CREATE TABLE `innodb_test` (
  `id` mediumint(8) unsigned NOT NULL AUTO_INCREMENT,
  `name` varchar(255) DEFAULT NULL,
  `city` varchar(255) DEFAULT NULL,
  `status` mediumint(9) DEFAULT NULL,
  `date` varchar(255) DEFAULT NULL,
  PRIMARY KEY (`id`),
  KEY `name_city_satus` (`name`,`city`,`status`)
) ENGINE=InnoDB AUTO_INCREMENT=1;
myisam_test** is just the same as innodb_test but with MyISAM engine.

2.I run the fllowing sql getting 57 rows:

1):

SELECT SQL_NO_CACHE * FROM innodb_test WHERE `name` LIKE 'H%' AND city LIKE 'O%' LIMIT 0, 10000;

2):

 SELECT SQL_NO_CACHE * FROM myisam_test WHERE `name` LIKE 'H%' AND city LIKE 'O%' LIMIT 0, 10000;

By show profilings, the first sql takes 0.029s, while the other takes 0.0069.
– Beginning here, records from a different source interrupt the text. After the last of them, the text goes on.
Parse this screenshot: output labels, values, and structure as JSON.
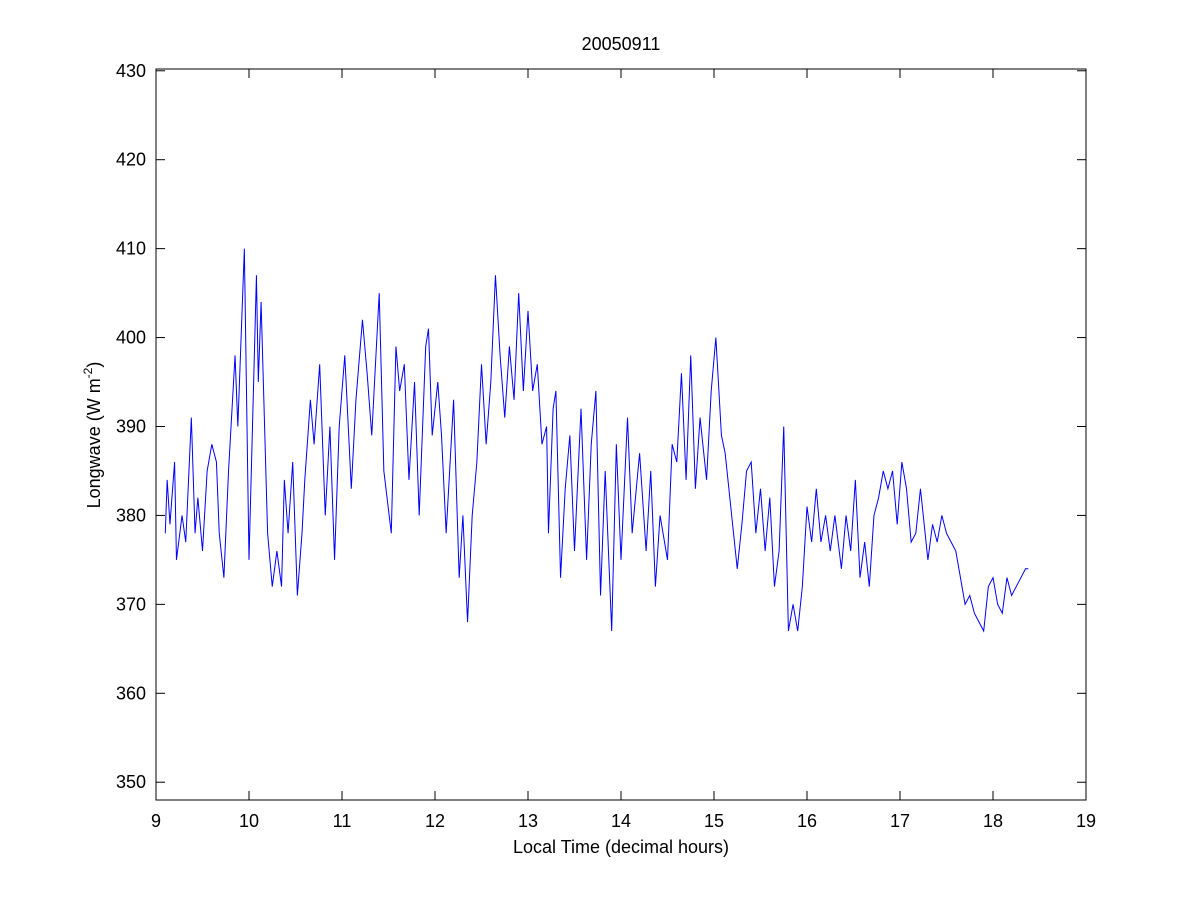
{
  "chart_data": {
    "type": "line",
    "title": "20050911",
    "xlabel": "Local Time (decimal hours)",
    "ylabel": [
      "Longwave (W m",
      "-2",
      ")"
    ],
    "xlim": [
      9,
      19
    ],
    "ylim": [
      348,
      430.2
    ],
    "xticks": [
      9,
      10,
      11,
      12,
      13,
      14,
      15,
      16,
      17,
      18,
      19
    ],
    "yticks": [
      350,
      360,
      370,
      380,
      390,
      400,
      410,
      420,
      430
    ],
    "series": [
      {
        "color": "#0000ff",
        "x": [
          9.1,
          9.12,
          9.15,
          9.2,
          9.22,
          9.28,
          9.32,
          9.38,
          9.42,
          9.45,
          9.5,
          9.55,
          9.6,
          9.65,
          9.68,
          9.73,
          9.78,
          9.85,
          9.88,
          9.95,
          10.0,
          10.08,
          10.1,
          10.13,
          10.2,
          10.25,
          10.3,
          10.35,
          10.38,
          10.42,
          10.47,
          10.52,
          10.57,
          10.6,
          10.66,
          10.7,
          10.76,
          10.82,
          10.87,
          10.92,
          10.97,
          11.03,
          11.1,
          11.15,
          11.22,
          11.27,
          11.32,
          11.4,
          11.45,
          11.53,
          11.58,
          11.62,
          11.67,
          11.72,
          11.78,
          11.83,
          11.9,
          11.93,
          11.97,
          12.03,
          12.07,
          12.12,
          12.2,
          12.26,
          12.3,
          12.35,
          12.4,
          12.45,
          12.5,
          12.55,
          12.6,
          12.65,
          12.7,
          12.75,
          12.8,
          12.85,
          12.9,
          12.95,
          13.0,
          13.05,
          13.1,
          13.15,
          13.2,
          13.22,
          13.27,
          13.3,
          13.35,
          13.4,
          13.45,
          13.5,
          13.57,
          13.63,
          13.68,
          13.73,
          13.78,
          13.83,
          13.9,
          13.95,
          14.0,
          14.07,
          14.12,
          14.2,
          14.27,
          14.32,
          14.37,
          14.42,
          14.5,
          14.55,
          14.6,
          14.65,
          14.7,
          14.75,
          14.8,
          14.85,
          14.92,
          14.97,
          15.02,
          15.08,
          15.12,
          15.18,
          15.25,
          15.3,
          15.35,
          15.4,
          15.45,
          15.5,
          15.55,
          15.6,
          15.65,
          15.7,
          15.75,
          15.8,
          15.85,
          15.9,
          15.95,
          16.0,
          16.05,
          16.1,
          16.15,
          16.2,
          16.25,
          16.3,
          16.37,
          16.42,
          16.47,
          16.52,
          16.57,
          16.62,
          16.67,
          16.72,
          16.77,
          16.82,
          16.87,
          16.92,
          16.97,
          17.02,
          17.07,
          17.12,
          17.17,
          17.22,
          17.3,
          17.35,
          17.4,
          17.45,
          17.5,
          17.55,
          17.6,
          17.65,
          17.7,
          17.75,
          17.8,
          17.85,
          17.9,
          17.95,
          18.0,
          18.05,
          18.1,
          18.15,
          18.2,
          18.25,
          18.3,
          18.35,
          18.38
        ],
        "values": [
          378,
          384,
          379,
          386,
          375,
          380,
          377,
          391,
          378,
          382,
          376,
          385,
          388,
          386,
          378,
          373,
          385,
          398,
          390,
          410,
          375,
          407,
          395,
          404,
          378,
          372,
          376,
          372,
          384,
          378,
          386,
          371,
          378,
          384,
          393,
          388,
          397,
          380,
          390,
          375,
          390,
          398,
          383,
          393,
          402,
          396,
          389,
          405,
          385,
          378,
          399,
          394,
          397,
          384,
          395,
          380,
          399,
          401,
          389,
          395,
          389,
          378,
          393,
          373,
          380,
          368,
          380,
          386,
          397,
          388,
          395,
          407,
          398,
          391,
          399,
          393,
          405,
          394,
          403,
          394,
          397,
          388,
          390,
          378,
          392,
          394,
          373,
          383,
          389,
          376,
          392,
          375,
          388,
          394,
          371,
          385,
          367,
          388,
          375,
          391,
          378,
          387,
          376,
          385,
          372,
          380,
          375,
          388,
          386,
          396,
          384,
          398,
          383,
          391,
          384,
          394,
          400,
          389,
          387,
          381,
          374,
          379,
          385,
          386,
          378,
          383,
          376,
          382,
          372,
          376,
          390,
          367,
          370,
          367,
          372,
          381,
          377,
          383,
          377,
          380,
          376,
          380,
          374,
          380,
          376,
          384,
          373,
          377,
          372,
          380,
          382,
          385,
          383,
          385,
          379,
          386,
          383,
          377,
          378,
          383,
          375,
          379,
          377,
          380,
          378,
          377,
          376,
          373,
          370,
          371,
          369,
          368,
          367,
          372,
          373,
          370,
          369,
          373,
          371,
          372,
          373,
          374,
          374
        ]
      }
    ]
  }
}
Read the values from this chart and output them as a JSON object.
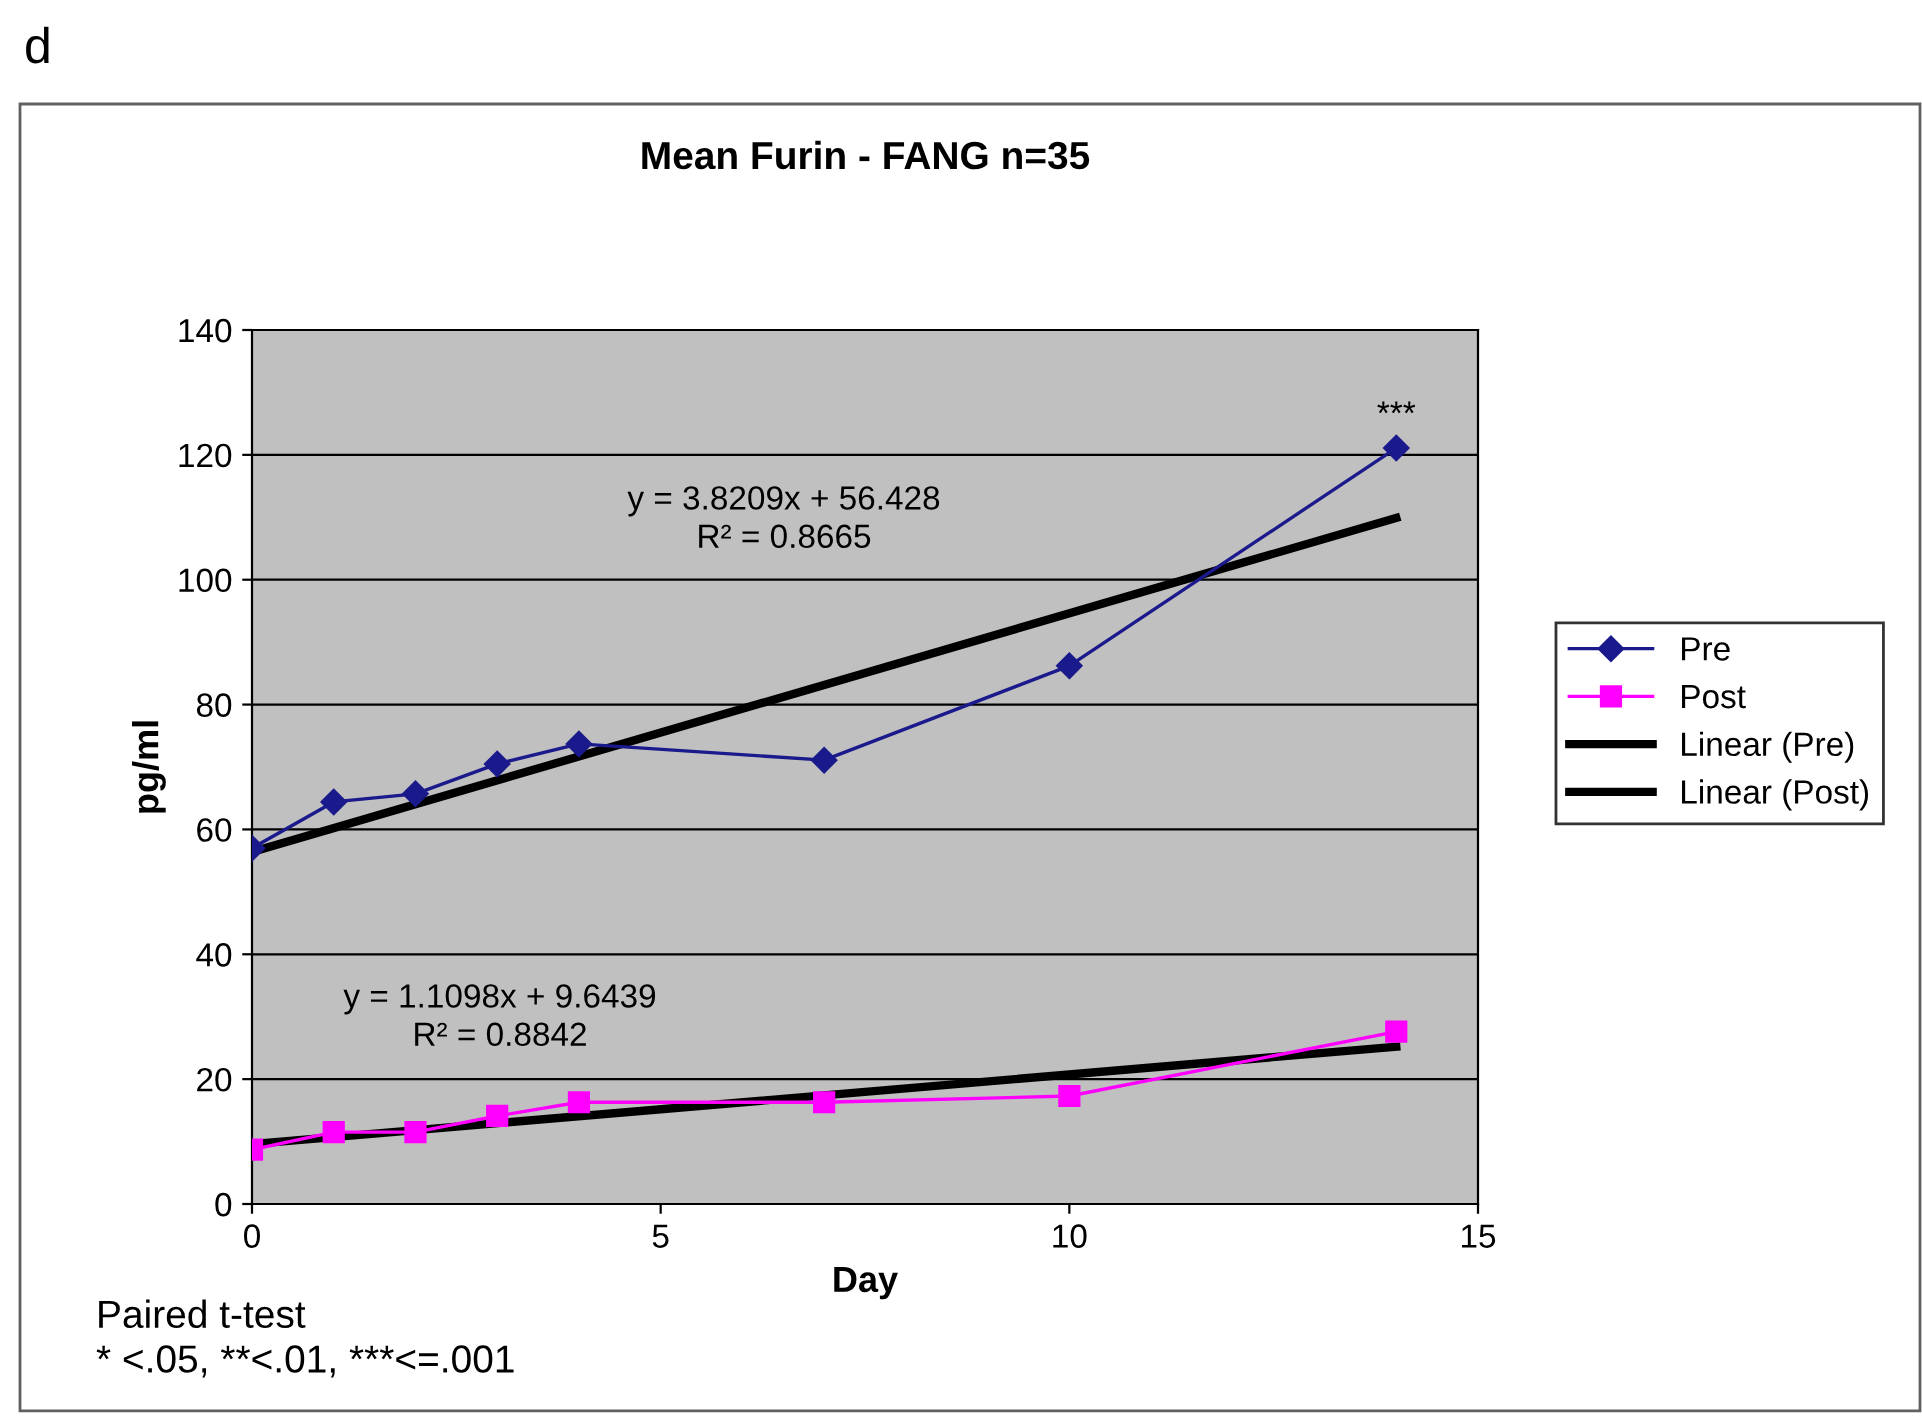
{
  "chart_data": {
    "type": "line",
    "title": "Mean Furin - FANG n=35",
    "xlabel": "Day",
    "ylabel": "pg/ml",
    "series": [
      {
        "name": "Pre",
        "color": "#1a1a8c",
        "marker": "diamond",
        "x": [
          0,
          1,
          2,
          3,
          4,
          7,
          10,
          14
        ],
        "values": [
          57.0,
          64.4,
          65.7,
          70.5,
          73.7,
          71.1,
          86.2,
          121.1
        ]
      },
      {
        "name": "Post",
        "color": "#ff00ff",
        "marker": "square",
        "x": [
          0,
          1,
          2,
          3,
          4,
          7,
          10,
          14
        ],
        "values": [
          8.7,
          11.5,
          11.5,
          14.1,
          16.3,
          16.3,
          17.3,
          27.6
        ]
      },
      {
        "name": "Linear (Pre)",
        "color": "#000000",
        "marker": "none",
        "x": [
          0,
          14
        ],
        "values": [
          56.4,
          109.9
        ]
      },
      {
        "name": "Linear (Post)",
        "color": "#000000",
        "marker": "none",
        "x": [
          0,
          14
        ],
        "values": [
          9.6,
          25.2
        ]
      }
    ],
    "xlim": [
      0,
      15
    ],
    "xticks": [
      0,
      5,
      10,
      15
    ],
    "ylim": [
      0,
      140
    ],
    "yticks": [
      0,
      20,
      40,
      60,
      80,
      100,
      120,
      140
    ],
    "grid": "y",
    "legend": "right",
    "annotations": [
      {
        "text": "***",
        "x": 14,
        "y": 121.1
      },
      "y = 3.8209x + 56.428\nR² = 0.8665",
      "y = 1.1098x + 9.6439\nR² = 0.8842",
      "d",
      "Paired t-test\n* <.05, **<.01, ***<=.001"
    ]
  }
}
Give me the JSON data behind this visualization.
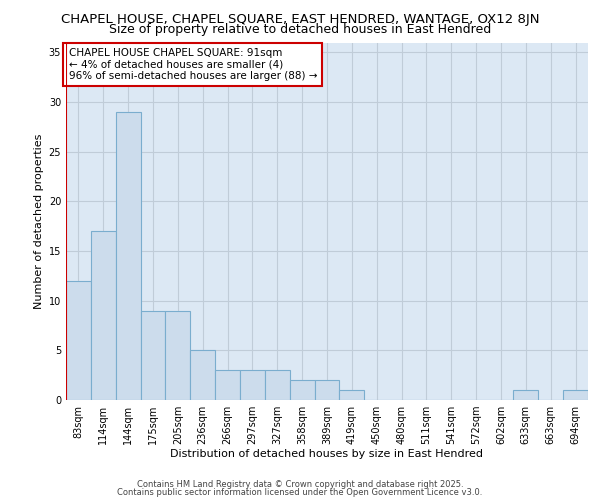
{
  "title1": "CHAPEL HOUSE, CHAPEL SQUARE, EAST HENDRED, WANTAGE, OX12 8JN",
  "title2": "Size of property relative to detached houses in East Hendred",
  "xlabel": "Distribution of detached houses by size in East Hendred",
  "ylabel": "Number of detached properties",
  "categories": [
    "83sqm",
    "114sqm",
    "144sqm",
    "175sqm",
    "205sqm",
    "236sqm",
    "266sqm",
    "297sqm",
    "327sqm",
    "358sqm",
    "389sqm",
    "419sqm",
    "450sqm",
    "480sqm",
    "511sqm",
    "541sqm",
    "572sqm",
    "602sqm",
    "633sqm",
    "663sqm",
    "694sqm"
  ],
  "values": [
    12,
    17,
    29,
    9,
    9,
    5,
    3,
    3,
    3,
    2,
    2,
    1,
    0,
    0,
    0,
    0,
    0,
    0,
    1,
    0,
    1
  ],
  "bar_color": "#ccdcec",
  "bar_edge_color": "#7aadce",
  "highlight_line_color": "#cc0000",
  "annotation_text": "CHAPEL HOUSE CHAPEL SQUARE: 91sqm\n← 4% of detached houses are smaller (4)\n96% of semi-detached houses are larger (88) →",
  "annotation_box_color": "#ffffff",
  "annotation_box_edge": "#cc0000",
  "ylim": [
    0,
    36
  ],
  "yticks": [
    0,
    5,
    10,
    15,
    20,
    25,
    30,
    35
  ],
  "grid_color": "#c0ccd8",
  "bg_color": "#dce8f4",
  "footer1": "Contains HM Land Registry data © Crown copyright and database right 2025.",
  "footer2": "Contains public sector information licensed under the Open Government Licence v3.0.",
  "title1_fontsize": 9.5,
  "title2_fontsize": 9,
  "axis_label_fontsize": 8,
  "tick_fontsize": 7,
  "annotation_fontsize": 7.5,
  "footer_fontsize": 6
}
Why they have so big difference?

Try add Fixed row format to your table .

44% improvement in speed for Fixed row format over Dynamic.

The disadvantage to Fixed row formats is the space required to store columns. Changing to a Fixed row format will pad any variable length columns with spaces. However, any time your trade-off for performance comes at a cost of disk space, performance wins.